As I write this, Amazon’s S3 storage servers have been unreachable for 90 minutes. As was the case back in February the last time this happened, the outage is apparent by chunks of Web 2.0 dropping off: the most visible indication of trouble for many people was the sudden vanishing of pictures from Twitter. Poke around some, though, and you can find plenty of other services that are gasping for air right now. That’s not counting those of us who use S3 personally, for things like backups via Jungle Disk or the equivalent.
Amazon learned from the last outage that transparency is a must. If you visit the Service Health Dashboard, you can see that they know about the outage and are “pursuing corrective action” – though they have not yet announced an ETA for a fix.
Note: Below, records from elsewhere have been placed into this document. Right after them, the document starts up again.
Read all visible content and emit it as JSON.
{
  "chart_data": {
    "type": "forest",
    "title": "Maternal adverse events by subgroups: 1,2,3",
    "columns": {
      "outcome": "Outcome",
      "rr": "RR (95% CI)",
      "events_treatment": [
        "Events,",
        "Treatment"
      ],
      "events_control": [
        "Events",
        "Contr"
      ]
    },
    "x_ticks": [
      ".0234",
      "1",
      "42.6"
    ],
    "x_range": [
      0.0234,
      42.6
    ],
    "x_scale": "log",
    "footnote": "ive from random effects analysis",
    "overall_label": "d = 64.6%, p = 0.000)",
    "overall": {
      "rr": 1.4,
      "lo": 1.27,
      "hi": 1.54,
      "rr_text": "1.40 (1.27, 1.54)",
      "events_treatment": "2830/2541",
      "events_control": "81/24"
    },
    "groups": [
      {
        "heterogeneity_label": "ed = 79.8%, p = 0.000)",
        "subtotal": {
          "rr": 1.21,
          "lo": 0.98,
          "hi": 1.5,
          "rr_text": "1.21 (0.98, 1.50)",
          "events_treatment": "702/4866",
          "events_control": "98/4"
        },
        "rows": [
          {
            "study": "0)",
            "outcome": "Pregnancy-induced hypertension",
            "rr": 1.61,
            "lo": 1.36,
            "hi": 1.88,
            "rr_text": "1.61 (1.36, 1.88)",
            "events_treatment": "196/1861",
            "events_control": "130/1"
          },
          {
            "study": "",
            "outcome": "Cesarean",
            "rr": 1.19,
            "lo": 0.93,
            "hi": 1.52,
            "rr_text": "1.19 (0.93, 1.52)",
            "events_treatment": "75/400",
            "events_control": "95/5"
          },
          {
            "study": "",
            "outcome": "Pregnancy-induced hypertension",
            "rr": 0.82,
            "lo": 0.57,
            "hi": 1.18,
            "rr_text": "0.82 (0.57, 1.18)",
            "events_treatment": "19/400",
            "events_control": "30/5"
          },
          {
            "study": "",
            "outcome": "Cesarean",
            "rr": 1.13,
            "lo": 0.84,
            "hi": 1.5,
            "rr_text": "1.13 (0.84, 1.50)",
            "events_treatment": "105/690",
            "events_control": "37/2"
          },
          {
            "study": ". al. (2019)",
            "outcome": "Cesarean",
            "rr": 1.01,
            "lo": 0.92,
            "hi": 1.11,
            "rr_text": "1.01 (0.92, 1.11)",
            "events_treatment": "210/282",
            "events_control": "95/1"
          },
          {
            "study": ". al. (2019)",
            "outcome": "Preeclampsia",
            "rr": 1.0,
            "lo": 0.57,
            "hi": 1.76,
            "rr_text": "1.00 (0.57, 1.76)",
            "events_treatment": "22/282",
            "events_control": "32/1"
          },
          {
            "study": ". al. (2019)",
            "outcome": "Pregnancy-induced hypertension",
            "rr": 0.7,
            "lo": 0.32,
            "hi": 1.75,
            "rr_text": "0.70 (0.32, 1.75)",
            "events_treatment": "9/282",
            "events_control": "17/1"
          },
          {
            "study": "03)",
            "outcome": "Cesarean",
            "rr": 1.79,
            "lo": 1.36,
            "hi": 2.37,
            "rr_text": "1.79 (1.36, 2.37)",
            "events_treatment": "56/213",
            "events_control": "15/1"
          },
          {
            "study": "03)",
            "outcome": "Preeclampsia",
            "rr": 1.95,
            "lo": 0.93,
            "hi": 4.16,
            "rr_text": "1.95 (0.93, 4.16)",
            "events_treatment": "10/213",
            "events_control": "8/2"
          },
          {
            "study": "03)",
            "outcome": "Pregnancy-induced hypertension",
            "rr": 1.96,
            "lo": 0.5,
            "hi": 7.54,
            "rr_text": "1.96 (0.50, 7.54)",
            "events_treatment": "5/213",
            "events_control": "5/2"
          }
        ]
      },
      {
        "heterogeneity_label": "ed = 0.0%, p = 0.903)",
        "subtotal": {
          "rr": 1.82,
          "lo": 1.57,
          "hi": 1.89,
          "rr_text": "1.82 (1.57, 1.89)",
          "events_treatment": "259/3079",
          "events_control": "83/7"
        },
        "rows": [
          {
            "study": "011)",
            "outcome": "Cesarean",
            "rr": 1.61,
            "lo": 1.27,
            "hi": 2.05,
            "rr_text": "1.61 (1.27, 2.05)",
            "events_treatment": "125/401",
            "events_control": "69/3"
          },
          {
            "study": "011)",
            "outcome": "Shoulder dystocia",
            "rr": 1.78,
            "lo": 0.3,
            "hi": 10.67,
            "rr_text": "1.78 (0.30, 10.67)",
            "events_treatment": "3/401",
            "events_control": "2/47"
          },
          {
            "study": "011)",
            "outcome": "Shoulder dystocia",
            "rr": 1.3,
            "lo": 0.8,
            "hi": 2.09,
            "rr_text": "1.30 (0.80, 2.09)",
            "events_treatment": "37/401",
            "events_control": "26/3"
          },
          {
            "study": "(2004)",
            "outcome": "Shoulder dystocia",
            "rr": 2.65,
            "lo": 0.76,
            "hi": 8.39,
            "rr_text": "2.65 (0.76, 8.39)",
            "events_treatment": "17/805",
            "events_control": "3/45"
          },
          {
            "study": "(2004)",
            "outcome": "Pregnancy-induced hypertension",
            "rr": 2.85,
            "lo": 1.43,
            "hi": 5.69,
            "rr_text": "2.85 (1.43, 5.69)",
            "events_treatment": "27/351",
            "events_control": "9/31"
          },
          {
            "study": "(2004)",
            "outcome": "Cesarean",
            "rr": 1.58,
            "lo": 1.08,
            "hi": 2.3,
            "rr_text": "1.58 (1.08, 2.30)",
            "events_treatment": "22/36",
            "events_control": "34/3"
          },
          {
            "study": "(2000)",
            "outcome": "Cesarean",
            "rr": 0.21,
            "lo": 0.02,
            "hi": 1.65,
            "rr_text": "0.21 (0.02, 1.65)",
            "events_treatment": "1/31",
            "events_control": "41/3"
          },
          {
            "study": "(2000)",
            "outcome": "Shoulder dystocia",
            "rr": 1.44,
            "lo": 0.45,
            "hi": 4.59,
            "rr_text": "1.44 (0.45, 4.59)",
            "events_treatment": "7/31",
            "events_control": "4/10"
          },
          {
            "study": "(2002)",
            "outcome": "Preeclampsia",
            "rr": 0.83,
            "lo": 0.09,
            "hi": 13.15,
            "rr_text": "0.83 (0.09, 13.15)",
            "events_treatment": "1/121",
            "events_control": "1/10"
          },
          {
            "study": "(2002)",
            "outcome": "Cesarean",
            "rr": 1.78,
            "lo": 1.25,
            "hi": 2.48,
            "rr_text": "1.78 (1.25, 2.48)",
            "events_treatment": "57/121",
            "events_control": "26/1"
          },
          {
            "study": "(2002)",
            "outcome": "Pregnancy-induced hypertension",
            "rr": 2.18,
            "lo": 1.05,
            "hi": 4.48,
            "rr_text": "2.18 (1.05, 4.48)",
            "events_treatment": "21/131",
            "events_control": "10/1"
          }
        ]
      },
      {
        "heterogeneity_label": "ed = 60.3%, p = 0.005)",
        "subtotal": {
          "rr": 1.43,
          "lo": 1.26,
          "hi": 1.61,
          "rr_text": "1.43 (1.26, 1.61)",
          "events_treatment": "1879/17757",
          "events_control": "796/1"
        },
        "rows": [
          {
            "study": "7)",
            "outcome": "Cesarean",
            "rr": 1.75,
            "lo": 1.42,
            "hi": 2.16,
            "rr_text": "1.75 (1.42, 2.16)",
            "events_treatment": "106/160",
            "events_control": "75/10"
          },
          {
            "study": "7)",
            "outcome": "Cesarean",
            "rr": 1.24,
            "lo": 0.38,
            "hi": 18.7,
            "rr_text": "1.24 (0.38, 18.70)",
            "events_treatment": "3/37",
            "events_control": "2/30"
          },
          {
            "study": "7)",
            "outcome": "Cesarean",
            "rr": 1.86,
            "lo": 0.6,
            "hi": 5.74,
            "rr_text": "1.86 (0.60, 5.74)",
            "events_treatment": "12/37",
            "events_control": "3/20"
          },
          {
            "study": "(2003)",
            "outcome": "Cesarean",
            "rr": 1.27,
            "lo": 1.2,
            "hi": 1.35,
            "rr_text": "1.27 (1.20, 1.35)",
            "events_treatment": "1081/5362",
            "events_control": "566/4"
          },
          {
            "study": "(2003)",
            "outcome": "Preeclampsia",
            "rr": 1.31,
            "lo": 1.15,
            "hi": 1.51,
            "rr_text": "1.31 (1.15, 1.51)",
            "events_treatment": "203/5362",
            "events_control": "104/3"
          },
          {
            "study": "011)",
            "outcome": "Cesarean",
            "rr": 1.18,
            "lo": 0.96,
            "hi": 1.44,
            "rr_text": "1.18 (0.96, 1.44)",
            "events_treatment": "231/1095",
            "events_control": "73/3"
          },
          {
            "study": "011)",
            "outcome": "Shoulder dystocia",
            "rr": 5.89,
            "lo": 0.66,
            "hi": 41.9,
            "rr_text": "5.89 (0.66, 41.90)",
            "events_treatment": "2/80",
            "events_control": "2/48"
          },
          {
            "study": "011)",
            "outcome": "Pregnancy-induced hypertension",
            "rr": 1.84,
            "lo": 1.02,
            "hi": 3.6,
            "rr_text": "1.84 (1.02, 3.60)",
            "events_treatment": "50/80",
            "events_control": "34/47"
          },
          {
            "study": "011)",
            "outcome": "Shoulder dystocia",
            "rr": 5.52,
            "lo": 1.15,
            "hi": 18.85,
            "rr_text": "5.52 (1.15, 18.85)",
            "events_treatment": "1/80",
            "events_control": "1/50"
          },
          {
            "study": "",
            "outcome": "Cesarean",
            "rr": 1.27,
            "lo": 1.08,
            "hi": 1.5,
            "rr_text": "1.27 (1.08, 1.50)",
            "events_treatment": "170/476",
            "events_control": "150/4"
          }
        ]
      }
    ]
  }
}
At least we know they’re working on it, though that’s cold comfort for startups who built their business around S3. Fortunately Amazon’s EC2 cloud is unaffected, so we’re not seeing swathes of servers vanish from the net.
Amazon does offer an SLA for the S3 service, guaranteeing 99.9% uptime or part of your money back. With .1% of a month being around 45 minutes, that means they owe people money. The requirements for claiming a refund, though, are onerous enough that no one except large users will bother (hey, Amazon, how about an automatic refund when you know your servers are down?).
With two relatively serious outages in the space of 6 months, some will be asking the question of why depend on S3? The answer is simple: the rates are hard to beat, especially for service that doesn’t require any sysadmin budget. The fact remains that no other giant has started offering commodity storage at similarly attractive prices, though it’s obvious that Google or even Microsoft could get into the game if they wanted to.
As long as Amazon has a virtual monopoly of cheap, distributed, fast, API-accessible storage, web startups will continue to depend on them. If you need to offer your customers better than 99.9% uptime for some reason, though, it’s clear that you need to have a backup plan for those times when the Amazon infrastructure is having issues. Fortunately, most of us can live without uptime over that level.